Sweet in color and pungent in its forms, Mie Yim’s art is filled with contradictions. One of its sources is suggested by the statement of its artist:
When I work, I start from an emotional space of the past, my childhood years. The abrupt migration from Korea to Hawaii when I was a young girl left an indelible impression of disconnection and nostalgia. Making art is a way to reconstruct some kind of meaning and purpose of a fragmented identity […].
After meeting his work on Instagram, I saw him for the first time in person in his personal exhibition Psychotropic Dance: Mie Yim in Olympia in January 2021, six months after the start of the pandemic and Governor Cuomo’s shutdown of New York State. Working in pastel on handmade sheets of colored paper, Yim is collectively titled Quarantine drawings and the oil paintings were unlike anything I had seen. It was like discovering an unknown country that had been there from the start.
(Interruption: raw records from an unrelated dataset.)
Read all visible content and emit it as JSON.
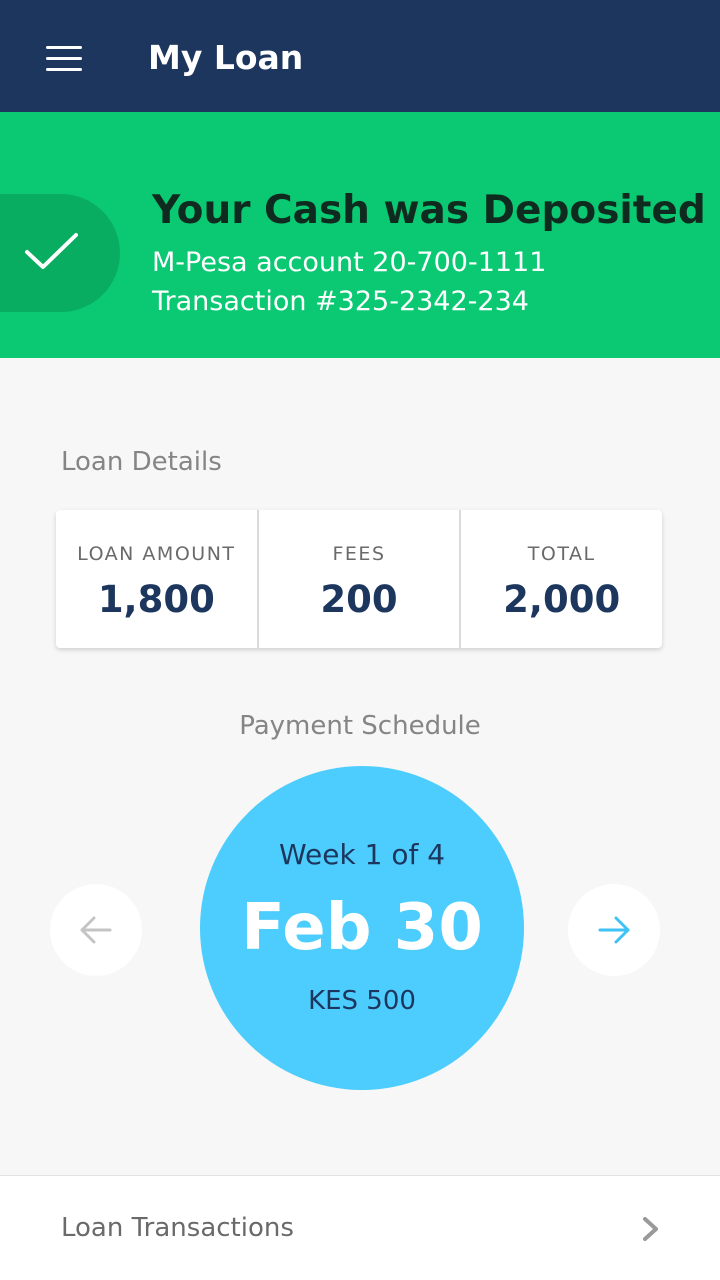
{
  "appbar": {
    "title": "My Loan",
    "menu_icon": "hamburger-menu-icon"
  },
  "banner": {
    "title": "Your Cash was Deposited",
    "account_line": "M-Pesa account 20-700-1111",
    "transaction_line": "Transaction #325-2342-234",
    "icon": "checkmark-icon",
    "color": "#0bc872"
  },
  "loan_details": {
    "heading": "Loan Details",
    "items": [
      {
        "label": "LOAN AMOUNT",
        "value": "1,800"
      },
      {
        "label": "FEES",
        "value": "200"
      },
      {
        "label": "TOTAL",
        "value": "2,000"
      }
    ]
  },
  "schedule": {
    "heading": "Payment Schedule",
    "week": "Week 1 of 4",
    "date": "Feb 30",
    "amount": "KES 500",
    "prev_icon": "arrow-left-icon",
    "next_icon": "arrow-right-icon",
    "accent": "#4dcdfd"
  },
  "footer": {
    "label": "Loan Transactions",
    "icon": "chevron-right-icon"
  },
  "colors": {
    "navy": "#1d365d",
    "green": "#0bc872",
    "blue": "#4dcdfd",
    "background": "#f7f7f7"
  }
}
This is how I described this country in my review a spectacle :
Imagine an ever-changing amalgamation of floral shapes, fuzzy stuffed animal shapes, spiky viruses, googly eyes, teeth, volumetric shapes, and patterns, and you’ll begin to get an idea of what I consider like Yim’s daily drawing practice. In each pastel…drawing, she seems to start over, without ever trying to make a variation on a theme. She works on backgrounds of different colors and changes palette with each drawing. The feeling is one of improvisation and impulse guided by years of devotion to drawing.
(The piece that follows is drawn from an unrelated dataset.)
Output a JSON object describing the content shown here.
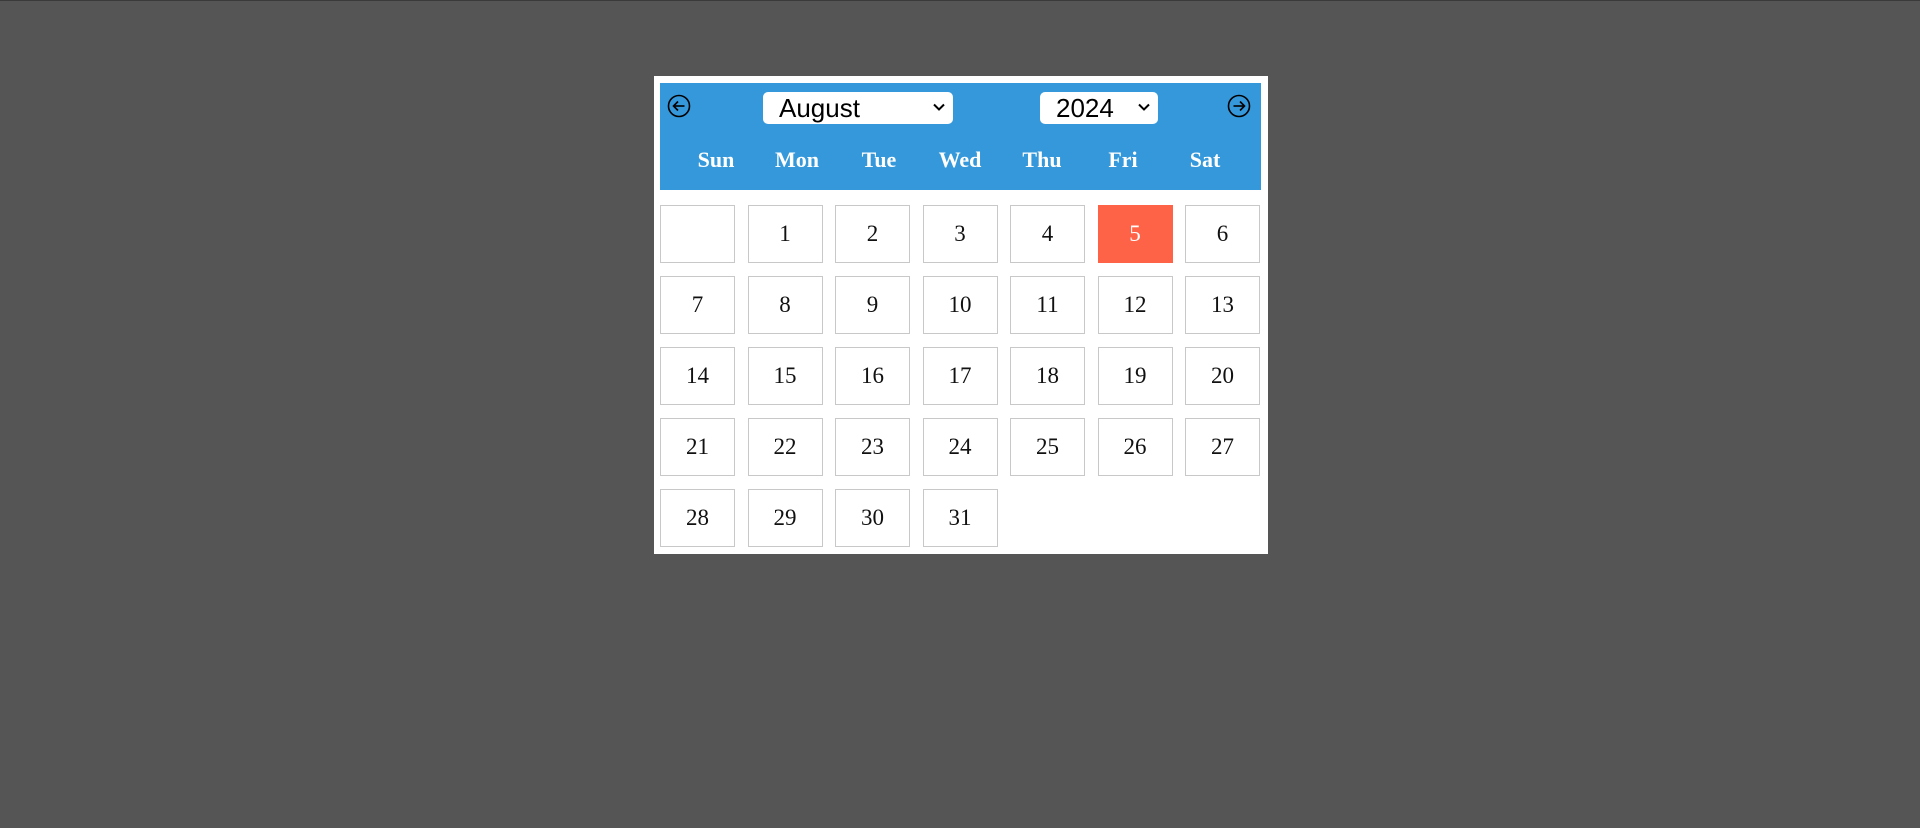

I was curious how the drawings became paintings, as the two paintings in the exhibit didn’t indicate what she was doing. Rather than satisfying me – as the Quarantine drawings — the painting made me want to see more, which is a good thing.
It led me to see Mie Yim: Nightshadehis first exhibition at the Simone Subal Gallery (April 14-May 20, 2023), which consists of 10 oil paintings of various sizes in the front gallery (all dated 2023) and a selection of works on paper on the back, dating from 2004 to 2022. This terrific pairing showed different paths that Yim had explored in his drawings and paintings, spanning representation and abstraction.
An untitled linear ink drawing from 2005 depicts an angled view of children’s teddy bears huddled under a mushroom hat, reminiscent of Mayan mushroom carvings and the civilization’s use of mind-altering drugs. By bringing together a hallucinogenic mushroom and a childhood toy, often understood as both a companion and an alter ego, Yim suggests that we might see his work as an altered state in which all sorts of memories and visions blend together to become something unexpected, unspeakable and not necessarily benign.
Among the many qualities that Yim honed while working in pastel – which successfully transfers to his oil paintings – are the blending of colors and the softening of forms. She can get a rich, dusty color or juxtapose hard-edged shapes with others that look blurry and slightly out of focus. His learned ability to capture several different effects in a single painting sets his work apart from that of many other artists who use oil paint. Another strength is its ability to suggest that a form is alive. Once this animism is noticeable, as in the eye in the upper left corner of “Family Jewels” (2023), it becomes apparent throughout his work. What are the interactions between the organic and the inorganic? What can we do with shapes that look like enlarged versions of microscopic things? The work derives some of its power from the instability of not knowing exactly what ground you are standing on when looking at it. Using oil paint as if it were both dust and liquid, and softening the shapes to suggest a recessed space, Yim draws the viewer into all sorts of inexplicable situations, where danger may or may not lurk. . I wonder if that sense of insecurity is what she felt when her family moved from Korea to Hawaii and she began to live in a world where few people shared her language.
This uncertainty is at the heart of Yim’s art. With its long, thread-like red tresses, the one-eyed creature from “Howl” (2023) is essentially unreadable. Is it friendly or treacherous? Yet the artist thwarts terror with his colors and the evocation of soft forms. His use of color, which is only mentioned in the Quarantine drawings, is honored in this exhibition. Purple dominates in “Sheep Wolf” (2023), which I consider his re-vision of Jackson Pollock’s “The She-Wolf” (1943). According to Roman mythology, a she-wolf nursed the twins Romulus and Remus. Later, during an argument, Romulus killed Remus and founded Rome. In ancient Rome, purple denoted someone’s status as royalty, suggesting that the wolf is the royalty in the painting, not the twins. At the same time, it is unknown whether the creature is friendly or fierce. This is what makes the paintings so strong. Just as they hold our attention with their fusion of color and form, we wonder about their meaning.
Mie Yim: Nightshade continues at Simone Subal Gallery (131 Bowery, 2nd Floor, Lower East Side, Manhattan) through May 20. The exhibition was organized by the gallery.